I'm reading Cummings' chapter in the handbook of set theory, and I have a question regarding the following forcing+assertion:
" Let $κ = cf(κ) ≥ ω_2$. We define a forcing poset $P$ which aims to add a non-reflecting stationary set of cofinality $ω$ ordinals in $κ$, that is to say a stationary $S ⊆ κ ∩ Cof(ω)$ such that $S ∩ α$ is non-stationary for all $α ∈ κ ∩ Cof(> ω)$. $p ∈ P$ if and only if $p$ is a function such that
$1.$ $dom(p) < κ$, $ran(p) ⊆ 2$.
$2.$ If $p(α) = 1$, $cf(α) = ω.$
$3.$ if $β ≤ dom(p)$ and $cf(β) > ω$ then there exists a set $c ⊆ β$ club in $β$ such that $∀α∈c p(α)= 0.$
It is easy to see that $P$ is countably closed, and that it adds the characteristic function of a stationary subset of $κ$."
[ This is Example 6.5 and its on page 21 in the link from his site: http://www.math.cmu.edu/users/jcumming/papers/repaper_finished_june_2008.pdf ]
I dont see why the generic function is a characteristic of a stationary, any help would be appreciated, thanks.
I think this is the same argument as for showing that a ($\kappa$)-Cohen real is a stationary set:
Given any name for a club $\dot C \subseteq \kappa$ and any condition $p$, define a decreasing sequence $\langle p_n \rangle_{n \in \omega}$ below $p$, and a strictly increasing sequence of ordinals $\langle \alpha_n \rangle_{n \in \omega}$ so that $p_n \Vdash \alpha_n \in \dot C$ and $\alpha_{n+1} > \operatorname{dom} p_n$. Then any lower bound $q$ of $\langle p_n \rangle_{n \in \omega}$ forces that $\alpha := \sup \alpha_n \in \dot C$, because $\dot C$ is forced to be club.
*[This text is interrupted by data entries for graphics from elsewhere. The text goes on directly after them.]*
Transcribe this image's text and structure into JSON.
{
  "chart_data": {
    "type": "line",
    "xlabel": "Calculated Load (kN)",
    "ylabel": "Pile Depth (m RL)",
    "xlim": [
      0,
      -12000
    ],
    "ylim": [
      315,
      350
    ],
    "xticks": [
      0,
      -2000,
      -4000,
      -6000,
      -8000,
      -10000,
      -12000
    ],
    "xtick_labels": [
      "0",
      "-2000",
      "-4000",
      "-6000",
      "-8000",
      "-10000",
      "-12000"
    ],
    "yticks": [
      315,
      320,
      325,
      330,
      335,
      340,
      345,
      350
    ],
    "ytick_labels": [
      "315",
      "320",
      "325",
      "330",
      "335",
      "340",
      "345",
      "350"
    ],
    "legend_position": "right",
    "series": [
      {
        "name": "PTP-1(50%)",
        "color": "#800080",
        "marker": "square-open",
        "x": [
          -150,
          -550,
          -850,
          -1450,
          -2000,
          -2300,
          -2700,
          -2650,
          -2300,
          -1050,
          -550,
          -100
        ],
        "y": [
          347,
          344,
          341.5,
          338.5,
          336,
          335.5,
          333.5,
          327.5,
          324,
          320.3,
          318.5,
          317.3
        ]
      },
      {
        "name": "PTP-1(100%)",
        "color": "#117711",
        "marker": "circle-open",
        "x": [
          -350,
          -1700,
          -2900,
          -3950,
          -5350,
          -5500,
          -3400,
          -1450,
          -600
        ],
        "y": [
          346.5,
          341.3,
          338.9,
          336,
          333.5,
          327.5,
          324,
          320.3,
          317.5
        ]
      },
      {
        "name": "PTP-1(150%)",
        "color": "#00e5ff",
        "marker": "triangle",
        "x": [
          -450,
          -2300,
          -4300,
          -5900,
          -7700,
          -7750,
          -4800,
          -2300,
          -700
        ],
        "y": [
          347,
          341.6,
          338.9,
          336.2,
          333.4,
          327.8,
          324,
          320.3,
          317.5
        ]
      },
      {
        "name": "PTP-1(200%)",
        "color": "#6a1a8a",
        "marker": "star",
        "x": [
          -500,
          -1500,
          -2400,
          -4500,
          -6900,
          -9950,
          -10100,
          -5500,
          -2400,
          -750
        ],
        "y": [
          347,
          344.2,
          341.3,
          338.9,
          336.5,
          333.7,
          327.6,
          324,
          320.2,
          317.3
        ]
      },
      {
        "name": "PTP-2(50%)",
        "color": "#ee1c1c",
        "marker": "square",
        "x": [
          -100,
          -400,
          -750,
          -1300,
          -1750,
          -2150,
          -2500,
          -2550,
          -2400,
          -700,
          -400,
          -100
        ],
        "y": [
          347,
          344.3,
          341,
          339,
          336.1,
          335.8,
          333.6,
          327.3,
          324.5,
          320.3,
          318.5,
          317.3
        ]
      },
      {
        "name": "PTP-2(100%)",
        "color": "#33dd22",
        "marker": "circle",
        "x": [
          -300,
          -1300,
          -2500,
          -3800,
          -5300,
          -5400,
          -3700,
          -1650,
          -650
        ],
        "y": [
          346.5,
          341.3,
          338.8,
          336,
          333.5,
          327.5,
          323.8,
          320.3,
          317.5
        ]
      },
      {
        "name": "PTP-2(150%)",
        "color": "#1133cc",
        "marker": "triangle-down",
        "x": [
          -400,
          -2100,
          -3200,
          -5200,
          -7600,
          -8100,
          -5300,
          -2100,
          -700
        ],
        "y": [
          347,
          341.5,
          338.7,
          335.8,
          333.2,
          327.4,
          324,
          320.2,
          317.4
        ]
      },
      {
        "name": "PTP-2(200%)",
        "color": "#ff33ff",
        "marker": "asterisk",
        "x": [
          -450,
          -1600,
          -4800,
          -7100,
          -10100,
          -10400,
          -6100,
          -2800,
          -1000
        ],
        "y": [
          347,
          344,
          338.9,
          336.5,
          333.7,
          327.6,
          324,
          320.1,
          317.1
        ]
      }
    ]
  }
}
But note that in fact $q := \bigcup_{n \in \omega} p_n$ is a lower bound of $\langle p_n \rangle$ and $\alpha \notin \operatorname{dom} q$. Also, $\alpha$ has countable cofinality. So we can extend $q$ to $r := q \cup \{ (\alpha,1) \}$. But then $r \Vdash \alpha \in \dot S \cap \dot C$ where $\dot S$ is the name for the generic.